Eclipse Vicissitudes:Thomas Edison and the Chickens
En route to the Rockies Edison was accompanied by a correspondent of the New York Herald and hailed at every stop by the local press and railroad telegraphers, who regarded him as one of their own. Edison, one presumes, was never at a loss for a reply.
Rawlins, population 800, had been chosen as an eclipse site by some scientists since it was over 2,000 meters in altitude and, in particular, was readily available by train. Others, however, were spread up and down the mountain ranges, including Langley, 400 kilometers southward on the eclipse path at Pike's Peak, 4,300 meters high, still hoping to measure the coronal heat with a thermopile. All told, the astronomers observing the eclipse included some of the most illustrious names from around the world. They were doubtless unamused to find themselves summed up by the press in the phrase, "Professor Edison accompanied by a party of scientists . . .," especially since Edison was young, boastful, knew little astronomy and was not a professor to boot. Their feelings can be judged from the 500-page report on the eclipse eventually prepared by the U.S. Naval Observatory: The name of Edison appears nowhere in it!
Edison was more explicit regarding his contempt for most academics. He is on record with the statement "I wouldn't give a penny for the ordinary college graduate, except those from Institutes of Technology . . . they aren't filled up with Latin, philosophy, and all that ninny stuff." As for the mathematical sciences, "I can hire mathematicians at $15 a week but they can't hire me." He was scornfully amused at the precise latitude and longitude determinations made at the eclipse site: "It seemed to take an immense amount of mathematics. I preserved one of the sheets which looked like the timetable of a Chinese railroad."
One modern writer has described Edison at Rawlins as unwittingly like "a rather typical modern day eclipse-goer since (1) he made preparations only shortly before leaving, (2) he elected to defer final assembly and tests until arrival at the site, (3) he claimed success immediately after third contact, (4) he never reduced his data and (5) he never published his scientific findings." Which brings us finally to the chickens. This oft-told tale has been recorded by J. A. Eddy thus:
When Edison stepped off the train at Rawlins he found the professional astronomers already ensconced in the best rooms of the only hotel and already in possessive claim of the more protected places from which to observe the coming eclipse. All that remained for the tasimeter was a dilapidated hen-house, and in its doorway Edison set up his telescope and equipment. In the afternoon of 29 July, as totality neared, a brisk Wyoming wind arose, filling the darkening sky with dirt and debris.
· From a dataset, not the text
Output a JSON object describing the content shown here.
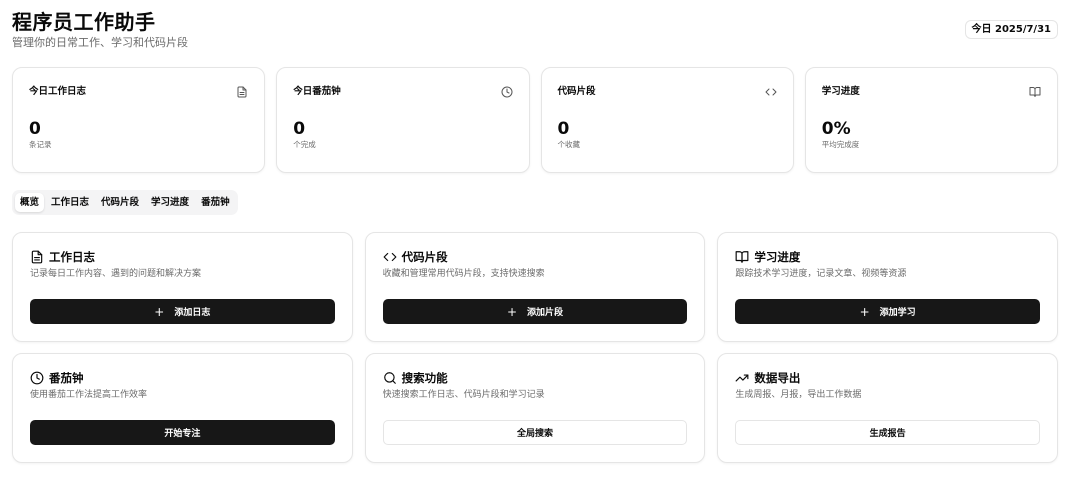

These conditions made the balancing of the tasimeter . . . especially difficult, and with the onset of darkness at second contact, the tasimeter was still not adjusted. Only two minutes of totality remained. Feverishly he worked, but alas! With the sun covered and sky dark, the chickens came home to roost, through Edison's observatory door, past the telescope, in, around, and over the frantic inventor. Uninitiated in astronomy, he had failed to allow for a fundamental eclipse phenomenon.